De Blasio then reproached Biden for the number of deportations of undocumented immigrants during the Obama administration, higher than those of the current president, Donald Trump, during the first two years of his term.

The mayor of New York asked an elusive Biden if he did anything to stop the deportations.

“I was vice president ... not the president. I keep my recommendation in private, unlike you. I expect you would go ahead and say whatever was said privately with him. That’s not what I do,” Biden said, while underlining that Obama tried to find a way to grant citizenship to the beneficiaries of Deferred Action for Childhood Arrivals (DACA).

Approved in 2012 by Obama, DACA has curbed the deportation of some 750,000 undocumented people who entered the country as children, and referred to as “Dreamers.”

Booker was next to join the bandwagon of critical voices against Biden.

“You invoke President Obama more than anybody in this campaign.
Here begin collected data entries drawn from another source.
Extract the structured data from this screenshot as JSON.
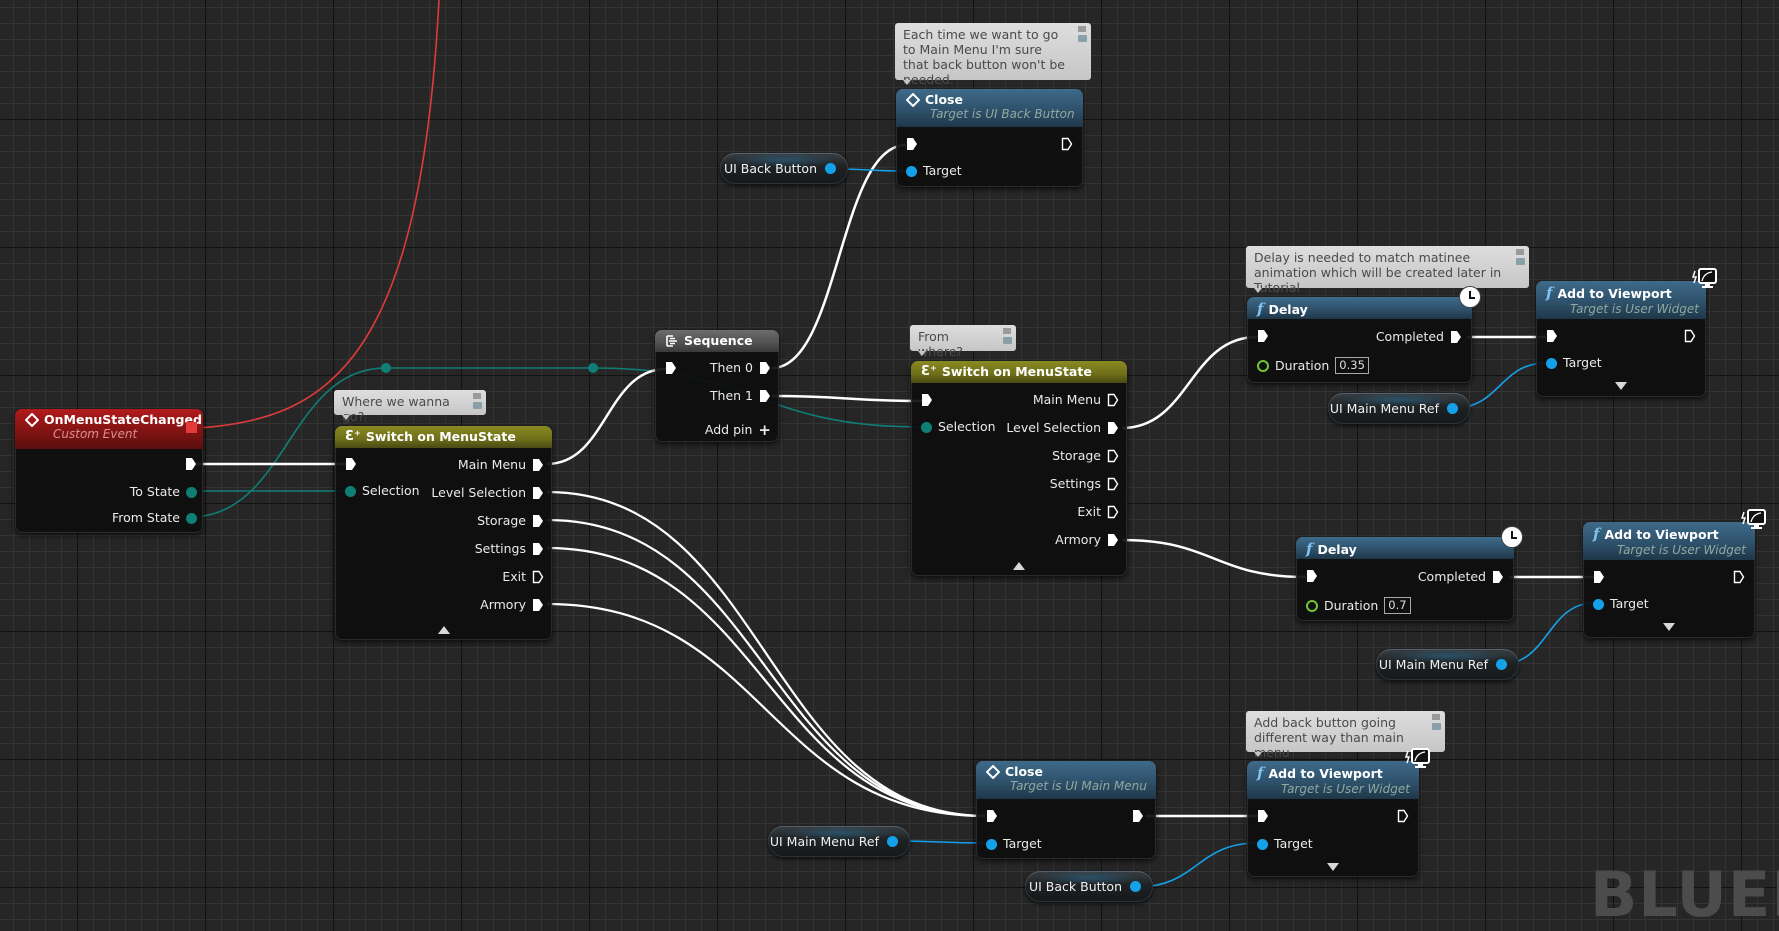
{
  "app": {
    "watermark": "BLUEPRINT"
  },
  "colors": {
    "exec_wire": "#ffffff",
    "enum_wire": "#0f7e75",
    "object_wire": "#14a1ea",
    "delegate_wire": "#e03a3a",
    "event_header": "#9a1717",
    "switch_header": "#7a7a1e",
    "function_header": "#2d4f68",
    "float_pin": "#72c535"
  },
  "comments": {
    "close_back": "Each time we want to go to Main Menu I'm sure that back button won't be needed.",
    "switch_to": "Where we wanna go?",
    "switch_from": "From where?",
    "delay": "Delay is needed to match matinee animation which will be created later in Tutorial",
    "add_back": "Add back button going different way than main menu"
  },
  "nodes": {
    "event": {
      "title": "OnMenuStateChanged",
      "subtitle": "Custom Event",
      "pins": {
        "to_state": "To State",
        "from_state": "From State"
      }
    },
    "switch_to": {
      "title": "Switch on MenuState",
      "selection": "Selection",
      "outputs": [
        "Main Menu",
        "Level Selection",
        "Storage",
        "Settings",
        "Exit",
        "Armory"
      ]
    },
    "sequence": {
      "title": "Sequence",
      "outputs": [
        "Then 0",
        "Then 1"
      ],
      "add_pin": "Add pin"
    },
    "close_back": {
      "title": "Close",
      "subtitle": "Target is UI Back Button",
      "target": "Target"
    },
    "switch_from": {
      "title": "Switch on MenuState",
      "selection": "Selection",
      "outputs": [
        "Main Menu",
        "Level Selection",
        "Storage",
        "Settings",
        "Exit",
        "Armory"
      ]
    },
    "delay1": {
      "title": "Delay",
      "completed": "Completed",
      "duration_label": "Duration",
      "duration": "0.35"
    },
    "delay2": {
      "title": "Delay",
      "completed": "Completed",
      "duration_label": "Duration",
      "duration": "0.7"
    },
    "add_vp1": {
      "title": "Add to Viewport",
      "subtitle": "Target is User Widget",
      "target": "Target"
    },
    "add_vp2": {
      "title": "Add to Viewport",
      "subtitle": "Target is User Widget",
      "target": "Target"
    },
    "add_vp3": {
      "title": "Add to Viewport",
      "subtitle": "Target is User Widget",
      "target": "Target"
    },
    "close_menu": {
      "title": "Close",
      "subtitle": "Target is UI Main Menu",
      "target": "Target"
    }
  },
  "variables": {
    "back_button_1": "UI Back Button",
    "main_menu_ref_1": "UI Main Menu Ref",
    "main_menu_ref_2": "UI Main Menu Ref",
    "main_menu_ref_3": "UI Main Menu Ref",
    "back_button_2": "UI Back Button"
  }
}
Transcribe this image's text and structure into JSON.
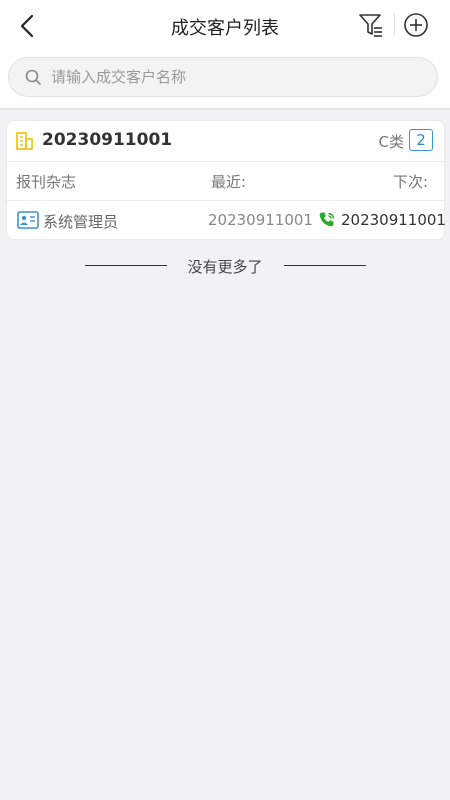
{
  "header": {
    "title": "成交客户列表",
    "back_icon": "chevron-left-icon",
    "filter_icon": "filter-icon",
    "add_icon": "plus-circle-icon"
  },
  "search": {
    "placeholder": "请输入成交客户名称",
    "value": ""
  },
  "customers": [
    {
      "id": "20230911001",
      "category": "C类",
      "count": "2",
      "magazine": "报刊杂志",
      "recent_label": "最近:",
      "next_label": "下次:",
      "owner": "系统管理员",
      "recent_value": "20230911001",
      "next_value": "20230911001"
    }
  ],
  "list_footer": {
    "no_more": "没有更多了"
  },
  "colors": {
    "accent": "#3c93d9",
    "phone": "#2aa82a",
    "building": "#f2c000",
    "background": "#f1f2f4"
  }
}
You can’t do it when it’s convenient and then dodge it when it’s not,” Booker said.

Immigration then gave way to justice when Booker pinned down Biden over the 1990 Criminal Justice Act, which he helped enact, and which is now regarded as the source of mass incarceration, particularly of racial minorities.

“All the problems that he is talking about, that he created,” said Booker.

Biden was also set upon for his current and past positions on climate crisis, trade agreements, racial discrimination and abortion.

Harris, who scores highly in polls and did well in the first debate in June, this time did not make much of a mark and even received attacks from Gabbard for her stint as California’s attorney general.

“There are too many examples to cite but she put over 1,500 people in jail for marijuana violations and then laughed about it when she was asked if she ever smoked marijuana,” Gabbard said.

“She blocked evidence that would have freed an innocent man from death row until the courts forced her to do so. She kept people in prison beyond their sentences to use them as cheap labor for the state of California,” Gabbard added.

Wednesday marked the conclusion of the second Democratic presidential debate, after the 10 other candidates – among them progressive senators Bernie Sanders and Elizabeth Warren – took part in the first round on Tuesday.